Luckily, I’ve been having some very interesting conversations with Andrew Frith- the interim director of business intelligence at our local commissioning support unit – who seems to be one step ahead of me; at least in terms of what tools there are to do this.
I was already familiar with sites like ‘Information is Beautiful’ but he has given me a huge list of similar sites and tools and seems to get what I’m talking about.
Some of this work appears to have been done from a public health point of view. And when I raised this topic on LinkedIn, some commentators told me they had seen some visualisation of what sounded like process maps of services.
But I wonder if it has ever been done on a practice population level? Let’s imagine each patient as a dot. The size of the dot represents the number of contacts that they have with a surgery.
Now let’s imagine the dot becoming a circle, divided into pies according to the doctor they saw there – red for Dr Paul, Blue for Dr Baker, and so on. This might start to show who is seeing whom.
If we had ten points on the paper for our consulters, and moved the dots closer to who they saw most, that might help show differences.
I can visualise a second layer of nurse or other allied health care interactions. It might be interesting to see if any sets of patients see multiple health care providers more than others, and whether this is linked to one or more doctors.
We might need to add in age, demographics and disease burden somehow. I guess it might all get very complicated without careful planning.
Finding effective consulters
What is the point, you might ask? Well this goes back to something I’ve touched on before. I was recently chatting to a GP from a practice down south, who had done a lot of work on effective consulters.
The work had started because the GP’s practice reckoned that their highly paid chronic disease management nurses weren’t good value for money.
It thought they were taking too long per patient for the results generated, with too many repeat visits and little improvement in measurable outcomes.

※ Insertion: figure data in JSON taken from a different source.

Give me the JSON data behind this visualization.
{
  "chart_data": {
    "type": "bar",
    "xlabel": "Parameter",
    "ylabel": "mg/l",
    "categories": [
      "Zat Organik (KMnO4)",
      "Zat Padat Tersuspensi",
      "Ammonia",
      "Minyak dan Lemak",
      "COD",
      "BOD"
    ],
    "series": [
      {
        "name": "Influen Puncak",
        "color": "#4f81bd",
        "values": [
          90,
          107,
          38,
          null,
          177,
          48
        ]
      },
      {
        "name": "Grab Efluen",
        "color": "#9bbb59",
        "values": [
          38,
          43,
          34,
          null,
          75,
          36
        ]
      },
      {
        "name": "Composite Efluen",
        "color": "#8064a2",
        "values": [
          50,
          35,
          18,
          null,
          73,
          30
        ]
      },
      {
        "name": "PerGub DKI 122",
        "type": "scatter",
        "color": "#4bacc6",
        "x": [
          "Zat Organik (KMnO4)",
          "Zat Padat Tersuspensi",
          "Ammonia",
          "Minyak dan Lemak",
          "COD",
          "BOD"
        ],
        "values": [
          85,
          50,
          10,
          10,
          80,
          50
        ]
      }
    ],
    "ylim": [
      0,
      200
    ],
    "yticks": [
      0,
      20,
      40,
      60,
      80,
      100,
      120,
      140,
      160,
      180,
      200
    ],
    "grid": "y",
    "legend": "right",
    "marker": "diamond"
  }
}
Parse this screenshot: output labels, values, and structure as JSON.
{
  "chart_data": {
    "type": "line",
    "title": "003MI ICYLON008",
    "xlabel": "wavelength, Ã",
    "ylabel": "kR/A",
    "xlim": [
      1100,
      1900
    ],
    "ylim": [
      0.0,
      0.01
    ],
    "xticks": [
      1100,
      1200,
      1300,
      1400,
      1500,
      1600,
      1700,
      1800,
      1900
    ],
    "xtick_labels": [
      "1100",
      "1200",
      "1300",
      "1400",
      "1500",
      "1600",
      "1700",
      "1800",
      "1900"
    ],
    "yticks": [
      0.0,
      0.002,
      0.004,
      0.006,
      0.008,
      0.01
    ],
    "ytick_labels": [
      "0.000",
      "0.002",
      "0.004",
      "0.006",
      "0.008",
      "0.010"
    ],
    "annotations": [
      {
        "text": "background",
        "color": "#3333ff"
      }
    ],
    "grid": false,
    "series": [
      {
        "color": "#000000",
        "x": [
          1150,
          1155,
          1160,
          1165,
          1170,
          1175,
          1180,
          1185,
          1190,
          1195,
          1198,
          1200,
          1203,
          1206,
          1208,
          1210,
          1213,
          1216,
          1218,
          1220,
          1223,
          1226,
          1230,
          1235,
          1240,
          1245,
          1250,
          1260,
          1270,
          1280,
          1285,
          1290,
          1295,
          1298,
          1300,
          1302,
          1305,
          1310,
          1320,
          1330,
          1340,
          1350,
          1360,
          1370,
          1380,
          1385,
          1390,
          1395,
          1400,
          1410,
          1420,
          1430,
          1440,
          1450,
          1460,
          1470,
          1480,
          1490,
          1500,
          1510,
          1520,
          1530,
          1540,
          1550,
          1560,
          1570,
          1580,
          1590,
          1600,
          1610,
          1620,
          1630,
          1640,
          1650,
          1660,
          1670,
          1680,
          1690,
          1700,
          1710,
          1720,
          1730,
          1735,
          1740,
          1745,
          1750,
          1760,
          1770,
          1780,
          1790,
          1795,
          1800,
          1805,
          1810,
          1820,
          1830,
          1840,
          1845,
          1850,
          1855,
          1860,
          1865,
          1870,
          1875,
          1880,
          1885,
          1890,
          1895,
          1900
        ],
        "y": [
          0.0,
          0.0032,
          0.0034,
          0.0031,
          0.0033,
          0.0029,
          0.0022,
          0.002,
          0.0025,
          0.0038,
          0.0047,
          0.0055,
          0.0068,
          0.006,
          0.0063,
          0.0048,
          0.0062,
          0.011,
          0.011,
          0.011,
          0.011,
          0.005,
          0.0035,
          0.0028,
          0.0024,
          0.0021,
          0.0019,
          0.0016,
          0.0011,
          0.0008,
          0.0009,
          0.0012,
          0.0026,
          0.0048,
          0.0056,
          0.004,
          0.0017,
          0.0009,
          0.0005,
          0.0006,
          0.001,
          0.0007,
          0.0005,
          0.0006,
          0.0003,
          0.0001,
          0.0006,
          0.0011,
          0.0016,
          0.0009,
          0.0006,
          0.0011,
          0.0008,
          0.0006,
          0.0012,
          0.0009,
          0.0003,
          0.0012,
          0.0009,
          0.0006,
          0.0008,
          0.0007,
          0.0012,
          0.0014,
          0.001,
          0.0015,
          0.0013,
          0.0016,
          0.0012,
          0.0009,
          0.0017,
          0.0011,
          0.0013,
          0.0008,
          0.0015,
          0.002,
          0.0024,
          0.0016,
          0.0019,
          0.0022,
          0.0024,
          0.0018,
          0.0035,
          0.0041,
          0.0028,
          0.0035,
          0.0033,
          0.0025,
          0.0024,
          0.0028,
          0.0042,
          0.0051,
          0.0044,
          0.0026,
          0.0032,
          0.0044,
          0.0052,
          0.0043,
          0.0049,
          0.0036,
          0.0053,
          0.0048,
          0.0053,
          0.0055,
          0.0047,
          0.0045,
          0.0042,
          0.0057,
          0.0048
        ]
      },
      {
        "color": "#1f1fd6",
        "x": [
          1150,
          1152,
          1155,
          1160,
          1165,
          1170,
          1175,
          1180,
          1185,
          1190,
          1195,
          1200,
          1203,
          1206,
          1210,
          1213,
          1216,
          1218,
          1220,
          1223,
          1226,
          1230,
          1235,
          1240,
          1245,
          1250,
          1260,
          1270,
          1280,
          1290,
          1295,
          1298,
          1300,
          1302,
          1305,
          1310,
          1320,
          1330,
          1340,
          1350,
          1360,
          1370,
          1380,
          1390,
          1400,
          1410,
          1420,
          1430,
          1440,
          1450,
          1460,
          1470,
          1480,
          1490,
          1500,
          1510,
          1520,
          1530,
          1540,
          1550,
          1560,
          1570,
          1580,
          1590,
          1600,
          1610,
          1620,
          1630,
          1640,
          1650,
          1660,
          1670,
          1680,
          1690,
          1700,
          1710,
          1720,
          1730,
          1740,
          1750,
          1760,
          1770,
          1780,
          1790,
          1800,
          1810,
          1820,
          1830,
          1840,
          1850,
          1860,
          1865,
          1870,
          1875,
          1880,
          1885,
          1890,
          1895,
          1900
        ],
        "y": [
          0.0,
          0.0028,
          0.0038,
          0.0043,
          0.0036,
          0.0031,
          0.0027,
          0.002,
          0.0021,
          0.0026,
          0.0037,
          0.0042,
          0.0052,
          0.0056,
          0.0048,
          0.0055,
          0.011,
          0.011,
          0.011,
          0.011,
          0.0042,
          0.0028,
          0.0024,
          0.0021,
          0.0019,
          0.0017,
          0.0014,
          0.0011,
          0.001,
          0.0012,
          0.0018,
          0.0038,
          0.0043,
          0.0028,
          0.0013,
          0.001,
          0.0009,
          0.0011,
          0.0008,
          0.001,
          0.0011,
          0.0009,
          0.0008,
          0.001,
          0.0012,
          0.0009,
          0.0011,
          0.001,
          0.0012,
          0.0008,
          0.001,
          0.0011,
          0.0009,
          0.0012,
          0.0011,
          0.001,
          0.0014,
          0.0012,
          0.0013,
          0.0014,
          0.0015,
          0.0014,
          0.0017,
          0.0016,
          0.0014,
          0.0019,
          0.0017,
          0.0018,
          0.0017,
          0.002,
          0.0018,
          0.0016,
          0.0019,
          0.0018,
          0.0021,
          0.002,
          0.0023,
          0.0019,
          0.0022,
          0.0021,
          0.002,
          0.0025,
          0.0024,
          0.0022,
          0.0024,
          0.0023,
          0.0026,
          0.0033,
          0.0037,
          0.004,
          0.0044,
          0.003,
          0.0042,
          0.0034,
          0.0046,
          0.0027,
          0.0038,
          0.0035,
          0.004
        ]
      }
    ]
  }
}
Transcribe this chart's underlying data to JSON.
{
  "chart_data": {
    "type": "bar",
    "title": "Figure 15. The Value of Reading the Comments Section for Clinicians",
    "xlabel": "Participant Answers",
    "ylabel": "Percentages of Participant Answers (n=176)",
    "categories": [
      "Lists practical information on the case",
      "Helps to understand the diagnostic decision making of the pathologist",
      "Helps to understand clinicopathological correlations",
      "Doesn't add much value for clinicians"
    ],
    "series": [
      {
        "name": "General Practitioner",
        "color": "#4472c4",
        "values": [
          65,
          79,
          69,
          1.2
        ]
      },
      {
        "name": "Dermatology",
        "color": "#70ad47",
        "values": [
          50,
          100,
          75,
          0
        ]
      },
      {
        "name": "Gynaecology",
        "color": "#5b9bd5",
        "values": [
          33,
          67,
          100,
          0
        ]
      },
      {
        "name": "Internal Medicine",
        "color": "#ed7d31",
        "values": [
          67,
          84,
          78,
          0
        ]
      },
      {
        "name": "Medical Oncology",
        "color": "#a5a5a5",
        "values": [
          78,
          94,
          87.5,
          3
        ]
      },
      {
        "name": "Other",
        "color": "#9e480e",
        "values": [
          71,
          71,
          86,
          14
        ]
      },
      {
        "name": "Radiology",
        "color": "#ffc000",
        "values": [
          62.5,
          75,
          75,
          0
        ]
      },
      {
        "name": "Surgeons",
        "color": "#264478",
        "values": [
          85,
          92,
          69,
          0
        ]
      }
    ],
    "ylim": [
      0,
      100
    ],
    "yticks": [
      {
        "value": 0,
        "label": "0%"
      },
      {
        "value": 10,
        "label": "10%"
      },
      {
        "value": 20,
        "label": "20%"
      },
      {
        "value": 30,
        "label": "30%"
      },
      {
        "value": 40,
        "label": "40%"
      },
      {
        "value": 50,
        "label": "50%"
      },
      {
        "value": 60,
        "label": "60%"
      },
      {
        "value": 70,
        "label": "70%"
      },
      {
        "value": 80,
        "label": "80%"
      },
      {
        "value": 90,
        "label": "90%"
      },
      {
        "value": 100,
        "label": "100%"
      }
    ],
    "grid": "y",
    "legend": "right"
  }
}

They also felt that different doctors had very different working patterns, and were looking at which salaried doctors they should offer a partnership to.
Instead of basing this on niceness per se – although team fit will always be a factor – they were looking at how many patients different doctors saw and managed on their case load. This included how many needless follow ups they generated and how much they protected themselves.
It’s always been a medical in-joke that just-about-to-retire senior partners stop doing medicine and just take lots of blood pressures; and that some doctors ask every patient they see to come just to check that they are ok. Both traits may gain extra marks on a satisfaction survey, but is it good business?
I can see another visualisation, this time by consulter, showing new to follow up ratios, referral rates to other services and investigation usage – all indicated by the thickness of arrows. I can see one comparing and contrasting prescribing or referrals.
Somehow we would need to put outcomes and health spend on the plan, but perhaps this is what should be presented at an appraisal – not how many patients think you are wonderful because you have given in to their crazy demands.